El reconocido peluquero y empresario Fabio Cuggini pasó por El Living de NewsDigitales y dejó una entrevista bien picante, fiel al estilo del periodista Tomás Méndez. Con su estilo frontal, Cuggini expresó su hartazgo con la política argentina, relató su breve acercamiento a La Libertad Avanza y explicó por qué decidió correrse de cualquier intento de participación partidaria.
“Llega un momento que te rompe las pelotas y no te dan ganas de nada”, resumió, antes de marcar una diferencia que atraviesa todo su discurso: “Yo puedo tener voz y voto, pero hay gente que no tiene voz y voto y no le queda otra que callarse la boca”.
Cuggini apuntó contra toda la dirigencia política sin distinción de espacios. “Son responsables todos”, afirmó, y puso el foco en lo que considera una desigualdad estructural ante la Justicia:
“¿Por qué un preso común está en una cárcel común y los políticos no? Si alguien traicionó al pueblo y la Justicia lo determinó, debería cumplir condena como cualquier ciudadano”.
En ese marco, sostuvo que la política y la Justicia funcionan con reglas distintas para los poderosos. “A un ciudadano le pasa hoy. A los políticos les llega tarde o no les llega nunca”, cuestionó.
Consultado sobre una eventual carrera política, fue tajante: “No, para nada”. Sin embargo, reconoció que hubo un momento en el que evaluó involucrarse: “Yo pregonaba un cambio. Como muchos argentinos, quería algo distinto a todo lo anterior”.
Ese clima lo llevó a apoyar inicialmente a Javier Milei: “Hice un video diciendo ‘vamos por la libertad’. Lo hice gratis, de corazón, porque quería un cambio”, explicó. Según relató, ese gesto le abrió la puerta a conversaciones con referentes del espacio.

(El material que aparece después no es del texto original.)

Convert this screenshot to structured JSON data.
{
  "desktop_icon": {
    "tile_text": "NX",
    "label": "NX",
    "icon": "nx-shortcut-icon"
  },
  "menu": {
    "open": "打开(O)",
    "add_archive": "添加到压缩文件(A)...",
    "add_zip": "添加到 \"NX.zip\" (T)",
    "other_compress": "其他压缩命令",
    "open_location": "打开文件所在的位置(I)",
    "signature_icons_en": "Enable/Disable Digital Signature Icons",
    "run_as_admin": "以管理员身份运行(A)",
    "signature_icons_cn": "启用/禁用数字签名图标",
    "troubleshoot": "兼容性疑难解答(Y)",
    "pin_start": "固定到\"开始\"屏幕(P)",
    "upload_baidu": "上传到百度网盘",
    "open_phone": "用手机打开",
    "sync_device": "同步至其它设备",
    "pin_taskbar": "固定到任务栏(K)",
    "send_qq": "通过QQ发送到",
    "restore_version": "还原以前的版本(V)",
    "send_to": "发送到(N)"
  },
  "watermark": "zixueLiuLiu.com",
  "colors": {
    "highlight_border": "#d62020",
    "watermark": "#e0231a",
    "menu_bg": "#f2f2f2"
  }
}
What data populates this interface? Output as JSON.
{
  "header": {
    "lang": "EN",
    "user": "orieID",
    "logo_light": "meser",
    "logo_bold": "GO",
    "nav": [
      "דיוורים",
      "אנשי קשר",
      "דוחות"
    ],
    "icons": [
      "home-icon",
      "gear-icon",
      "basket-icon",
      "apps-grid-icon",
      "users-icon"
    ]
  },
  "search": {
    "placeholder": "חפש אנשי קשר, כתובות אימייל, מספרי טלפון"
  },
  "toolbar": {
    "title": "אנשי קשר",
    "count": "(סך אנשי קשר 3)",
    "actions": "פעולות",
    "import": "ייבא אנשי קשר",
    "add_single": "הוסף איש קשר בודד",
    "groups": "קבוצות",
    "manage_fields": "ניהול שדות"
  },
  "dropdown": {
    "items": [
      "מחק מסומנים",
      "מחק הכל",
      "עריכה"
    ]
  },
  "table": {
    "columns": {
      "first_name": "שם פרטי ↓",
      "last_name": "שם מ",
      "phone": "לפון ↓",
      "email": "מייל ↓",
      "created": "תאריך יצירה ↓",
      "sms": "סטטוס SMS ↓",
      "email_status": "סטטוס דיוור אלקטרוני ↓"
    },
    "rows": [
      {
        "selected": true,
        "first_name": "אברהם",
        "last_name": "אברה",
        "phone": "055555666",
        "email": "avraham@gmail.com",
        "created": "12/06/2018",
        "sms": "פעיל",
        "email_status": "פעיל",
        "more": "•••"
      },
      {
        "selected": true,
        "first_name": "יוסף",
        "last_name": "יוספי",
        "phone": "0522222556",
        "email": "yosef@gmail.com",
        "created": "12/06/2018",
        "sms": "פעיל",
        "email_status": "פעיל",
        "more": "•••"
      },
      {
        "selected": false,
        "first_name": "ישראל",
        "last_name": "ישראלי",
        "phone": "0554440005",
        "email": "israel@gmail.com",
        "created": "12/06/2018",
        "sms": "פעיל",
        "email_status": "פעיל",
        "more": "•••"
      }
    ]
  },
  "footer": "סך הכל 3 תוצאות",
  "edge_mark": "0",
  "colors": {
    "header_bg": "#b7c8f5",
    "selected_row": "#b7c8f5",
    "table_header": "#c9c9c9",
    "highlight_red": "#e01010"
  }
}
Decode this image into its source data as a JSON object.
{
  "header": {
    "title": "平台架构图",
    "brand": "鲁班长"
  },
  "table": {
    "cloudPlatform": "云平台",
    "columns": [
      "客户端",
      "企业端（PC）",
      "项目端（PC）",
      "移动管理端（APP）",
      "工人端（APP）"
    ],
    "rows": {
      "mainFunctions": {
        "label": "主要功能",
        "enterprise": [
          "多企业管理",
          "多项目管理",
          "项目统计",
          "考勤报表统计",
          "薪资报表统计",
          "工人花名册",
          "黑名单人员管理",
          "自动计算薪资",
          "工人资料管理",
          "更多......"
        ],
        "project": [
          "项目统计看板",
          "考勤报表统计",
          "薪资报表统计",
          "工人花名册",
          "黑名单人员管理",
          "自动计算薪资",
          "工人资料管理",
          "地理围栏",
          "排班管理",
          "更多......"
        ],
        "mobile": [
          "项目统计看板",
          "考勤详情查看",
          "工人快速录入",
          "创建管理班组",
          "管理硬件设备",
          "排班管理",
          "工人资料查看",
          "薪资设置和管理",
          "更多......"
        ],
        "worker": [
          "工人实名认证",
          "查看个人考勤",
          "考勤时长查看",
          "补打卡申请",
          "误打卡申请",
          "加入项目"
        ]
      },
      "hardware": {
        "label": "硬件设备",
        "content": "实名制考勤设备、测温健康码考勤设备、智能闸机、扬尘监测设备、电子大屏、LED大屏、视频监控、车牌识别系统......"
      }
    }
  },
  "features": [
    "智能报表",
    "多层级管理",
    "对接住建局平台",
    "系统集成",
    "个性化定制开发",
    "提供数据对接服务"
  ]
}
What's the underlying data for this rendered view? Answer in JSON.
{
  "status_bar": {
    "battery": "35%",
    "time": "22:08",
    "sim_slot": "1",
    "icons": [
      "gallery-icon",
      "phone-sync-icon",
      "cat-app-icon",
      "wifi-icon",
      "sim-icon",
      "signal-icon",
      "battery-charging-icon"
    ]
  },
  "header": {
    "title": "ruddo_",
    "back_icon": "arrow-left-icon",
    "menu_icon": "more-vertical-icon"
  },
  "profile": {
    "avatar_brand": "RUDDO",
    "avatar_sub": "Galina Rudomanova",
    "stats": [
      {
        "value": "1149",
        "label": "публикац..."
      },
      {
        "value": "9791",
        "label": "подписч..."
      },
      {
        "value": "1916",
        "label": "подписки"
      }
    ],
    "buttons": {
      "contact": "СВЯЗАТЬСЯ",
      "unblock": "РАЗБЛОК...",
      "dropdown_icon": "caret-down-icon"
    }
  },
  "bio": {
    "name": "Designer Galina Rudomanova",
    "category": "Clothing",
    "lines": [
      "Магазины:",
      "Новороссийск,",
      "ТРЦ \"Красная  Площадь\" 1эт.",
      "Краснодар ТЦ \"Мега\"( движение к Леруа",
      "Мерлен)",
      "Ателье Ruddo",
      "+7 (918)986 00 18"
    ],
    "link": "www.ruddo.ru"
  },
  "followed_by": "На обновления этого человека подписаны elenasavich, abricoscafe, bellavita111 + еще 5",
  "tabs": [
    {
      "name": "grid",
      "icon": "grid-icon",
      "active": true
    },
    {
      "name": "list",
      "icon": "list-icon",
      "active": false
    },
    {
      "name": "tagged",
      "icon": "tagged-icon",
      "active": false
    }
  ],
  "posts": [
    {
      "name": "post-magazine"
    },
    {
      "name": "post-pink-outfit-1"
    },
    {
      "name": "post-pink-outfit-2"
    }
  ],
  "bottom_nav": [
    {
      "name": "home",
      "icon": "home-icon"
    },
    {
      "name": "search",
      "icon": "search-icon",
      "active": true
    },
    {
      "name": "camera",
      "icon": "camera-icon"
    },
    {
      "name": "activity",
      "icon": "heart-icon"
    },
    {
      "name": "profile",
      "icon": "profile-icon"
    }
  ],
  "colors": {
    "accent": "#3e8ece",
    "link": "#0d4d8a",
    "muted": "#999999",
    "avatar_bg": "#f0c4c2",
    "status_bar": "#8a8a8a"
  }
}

El peluquero contó que mantuvo reuniones con dirigentes del espacio libertario, pero que rápidamente chocó con la lógica interna: “Me dijeron que si no me adecuaba a las reglas, porque la gente se quejaba… la gente que está alrededor, desesperada por garronear un puestito”. Ahí tomó una decisión:
“Les dije: yo estoy invirtiendo mi tiempo gratis. Yo menciono a cualquiera y cobro por eso, porque es publicidad. Esto lo hago gratis porque quiero un cambio. Pero así no”.

La conclusión fue inmediata: “No me expliqué nada. Me fui”. Para Cuggini, ese episodio confirmó una idea que arrastra desde hace años: “La política termina contaminando todo”.
Sobre el actual presidente, el exitoso empresario eligió una declaración más bien moderada: “No sé si me gusta el Gobierno, lo voy a ver”, dijo. Reconoció que confía en Milei más por referencias externas que por afinidad personal: “Le creo más a grandes empresarios que se reunieron con él y me dijeron que escucha y que tiene buenas intenciones”.
Sin embargo, marcó una advertencia central: “Le pido por favor al presidente que maneje bien la comunicación de su Gobierno”. Según sostuvo, la sociedad “dio una segunda oportunidad” y no quiere volver al pasado.
Cuggini también proyectó tensiones a mediano plazo. “Ahora va a querer la reelección y me parece bien, el país está destrozado”, dijo, pero advirtió que más adelante pueden reaparecer internas, ambiciones y viejos nombres: “Ahí vuelve el quilombo y aparecen los ventajitas de siempre”.
El cierre fue coherente según la línea de pensamiento que postuló a lo largo de la chara: descreimiento, cansancio y una distancia definitiva del poder público: “Yo no quiero cargos ni puestitos. Quiero que al país le vaya bien. Nada más”.